The back-of-the-envelope calculations of the ESMs' carbonate system states revealed that all but two of the models have a higher global mean Revelle factor than calculated from GLODAP, correlated with a higher TA–DIC ratio than suggested by observations (see also Terhaar et al., 2022). For a hypothetical addition of 100 µmol kg⁻¹ TA this bias leads to an overestimation of the initial pCO₂ reduction by up to 13 % (affecting CO₂ uptake from the atmosphere). The addition of just 100 µmol kg⁻¹ TA is actually at the very low end of the spectrum used in past and current OAE experiments in models and in mesocosms (Hartmann et al., 2023; Ferderer et al., 2022). This calculation is a simplified exercise since gas exchange between ocean and atmosphere is not accounted for and neither are the potential precipitation or sinking of calcium carbonate (Hartmann et al., 2023). The CO₂ uptake efficiency factor, ηCO₂, relates changes in surface DIC to alkalinity input. We computed this metric here with constant pCO₂ after alkalinity addition, which suggests complete equilibration and neglects any reduction in atmospheric CO₂ due to OAE. Studies suggest that the timescale and efficiency of the equilibration can differ immensely depending on the ocean region. He and Tyka (2023) found that after 1 year ηCO₂ varied between 0.2 and 0.85 and that after 10 years most locations showed an uptake fraction of 0.65–0.80. Jones et al. (2014) quantified the mean global air–sea equilibration timescale for CO₂ at 4.4 months (range of 0.5 to 24 months regionally). Bach et al. (2023) suggest a pragmatic timescale of 10 years for a 95 % DIC equilibration after OAE measures. It is within this range of suggested equilibration timescales that the differences in simulated pCO₂ change between ESMs are important.

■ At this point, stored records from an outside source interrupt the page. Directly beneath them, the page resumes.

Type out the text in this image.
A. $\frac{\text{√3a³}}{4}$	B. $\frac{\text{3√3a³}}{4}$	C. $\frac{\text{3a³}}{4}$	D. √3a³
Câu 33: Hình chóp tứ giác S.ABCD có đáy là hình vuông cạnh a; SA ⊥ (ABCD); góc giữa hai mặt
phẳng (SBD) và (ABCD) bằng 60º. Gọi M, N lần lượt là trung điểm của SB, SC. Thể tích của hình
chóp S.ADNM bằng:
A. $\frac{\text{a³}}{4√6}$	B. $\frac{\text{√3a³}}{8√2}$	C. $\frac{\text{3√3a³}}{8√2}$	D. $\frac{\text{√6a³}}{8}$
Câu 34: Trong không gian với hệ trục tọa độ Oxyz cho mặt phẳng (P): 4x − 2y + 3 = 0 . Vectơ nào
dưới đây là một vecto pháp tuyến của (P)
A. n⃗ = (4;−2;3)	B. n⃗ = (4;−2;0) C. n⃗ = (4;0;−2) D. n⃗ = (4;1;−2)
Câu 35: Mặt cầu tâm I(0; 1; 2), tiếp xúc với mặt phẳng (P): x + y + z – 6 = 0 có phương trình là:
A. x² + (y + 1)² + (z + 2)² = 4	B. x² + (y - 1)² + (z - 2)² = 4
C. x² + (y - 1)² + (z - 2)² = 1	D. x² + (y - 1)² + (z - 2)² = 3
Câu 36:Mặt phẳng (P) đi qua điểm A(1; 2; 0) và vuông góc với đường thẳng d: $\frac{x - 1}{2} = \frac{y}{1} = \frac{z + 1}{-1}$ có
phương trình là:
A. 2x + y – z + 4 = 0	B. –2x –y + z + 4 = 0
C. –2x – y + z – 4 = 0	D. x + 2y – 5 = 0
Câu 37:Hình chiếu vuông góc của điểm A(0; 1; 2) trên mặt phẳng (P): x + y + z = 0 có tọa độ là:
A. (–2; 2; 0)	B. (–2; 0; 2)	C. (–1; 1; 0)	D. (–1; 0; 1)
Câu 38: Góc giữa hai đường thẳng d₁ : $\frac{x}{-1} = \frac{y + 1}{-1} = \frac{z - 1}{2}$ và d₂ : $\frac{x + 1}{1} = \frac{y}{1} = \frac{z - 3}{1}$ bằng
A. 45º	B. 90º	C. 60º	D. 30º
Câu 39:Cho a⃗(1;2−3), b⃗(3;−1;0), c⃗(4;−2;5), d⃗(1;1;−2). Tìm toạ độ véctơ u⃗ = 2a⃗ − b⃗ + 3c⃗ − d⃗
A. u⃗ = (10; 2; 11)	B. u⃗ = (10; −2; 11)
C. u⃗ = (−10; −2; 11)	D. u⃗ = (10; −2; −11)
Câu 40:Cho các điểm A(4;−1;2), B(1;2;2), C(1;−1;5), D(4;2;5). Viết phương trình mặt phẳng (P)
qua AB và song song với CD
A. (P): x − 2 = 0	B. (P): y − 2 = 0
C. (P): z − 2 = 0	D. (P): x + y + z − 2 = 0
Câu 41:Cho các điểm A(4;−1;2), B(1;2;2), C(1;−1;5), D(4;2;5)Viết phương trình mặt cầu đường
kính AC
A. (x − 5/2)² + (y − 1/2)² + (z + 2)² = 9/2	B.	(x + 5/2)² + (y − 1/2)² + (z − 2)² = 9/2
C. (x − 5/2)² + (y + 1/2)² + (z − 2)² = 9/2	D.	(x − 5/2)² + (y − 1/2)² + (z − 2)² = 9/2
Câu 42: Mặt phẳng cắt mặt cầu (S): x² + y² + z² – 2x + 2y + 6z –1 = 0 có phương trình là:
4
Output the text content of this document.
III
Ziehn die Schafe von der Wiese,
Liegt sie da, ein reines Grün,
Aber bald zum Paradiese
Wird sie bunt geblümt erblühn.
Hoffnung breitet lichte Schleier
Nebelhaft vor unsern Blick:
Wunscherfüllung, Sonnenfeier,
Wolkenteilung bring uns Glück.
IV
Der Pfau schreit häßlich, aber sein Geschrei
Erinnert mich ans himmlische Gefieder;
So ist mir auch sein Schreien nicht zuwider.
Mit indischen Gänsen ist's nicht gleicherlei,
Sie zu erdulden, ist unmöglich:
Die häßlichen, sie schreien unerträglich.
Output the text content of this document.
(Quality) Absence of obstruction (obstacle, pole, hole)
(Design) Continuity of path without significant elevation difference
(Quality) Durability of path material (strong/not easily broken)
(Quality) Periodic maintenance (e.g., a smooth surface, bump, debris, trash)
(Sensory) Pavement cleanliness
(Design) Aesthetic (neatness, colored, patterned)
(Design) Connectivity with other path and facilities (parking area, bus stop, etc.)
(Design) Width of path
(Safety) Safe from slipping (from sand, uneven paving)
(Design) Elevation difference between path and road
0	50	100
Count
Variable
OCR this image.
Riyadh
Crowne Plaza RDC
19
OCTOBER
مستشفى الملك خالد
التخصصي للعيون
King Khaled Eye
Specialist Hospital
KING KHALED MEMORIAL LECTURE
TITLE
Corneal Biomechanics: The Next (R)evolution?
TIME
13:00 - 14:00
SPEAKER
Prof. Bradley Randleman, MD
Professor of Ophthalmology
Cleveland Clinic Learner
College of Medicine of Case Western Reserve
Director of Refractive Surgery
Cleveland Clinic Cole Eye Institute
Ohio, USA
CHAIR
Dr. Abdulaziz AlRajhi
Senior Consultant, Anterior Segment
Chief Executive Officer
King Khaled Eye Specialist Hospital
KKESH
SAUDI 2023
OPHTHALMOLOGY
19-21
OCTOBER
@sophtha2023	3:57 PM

The results of our idealized calculation also highlight the need to monitor at least two carbonate system variables to characterize the full carbonate system after alkalinity addition in a potential real-world application. Knowing the amount of alkalinity added and then monitoring pCO₂ with an autonomous sensor will not be sufficient to characterize the full carbonate system and the level of equilibrium reached, particularly as alkalinity and carbon will be subject to transport through mixing and advection. Autonomous sensors with high accuracy are currently only available for pCO₂, whereas alkalinity sensors are not commercially available (see review in Ho et al., 2023) and pH sensors do not have high enough accuracy (Wimart-Rousseau et al., 2023). This poses a challenge for monitoring, reporting, and verification (MRV) that may be tackled through (i) measuring discrete water samples until technical advances make autonomous measurements of two carbonate system variables possible or (ii) using models of high fidelity. In order to fully capture the effect of OAE on atmospheric CO₂ concentration and the model spread related to biases stemming from circulation and biogeochemical assumptions, model OAE experiments need to be performed in a suite of fully coupled emission-driven ESMs with a precise protocol and with realistic representation of the carbonate pump, including CaCO₃ dissolution above the carbonate saturation horizon, which is not even sufficiently understood in the real world (Sulpis et al., 2021).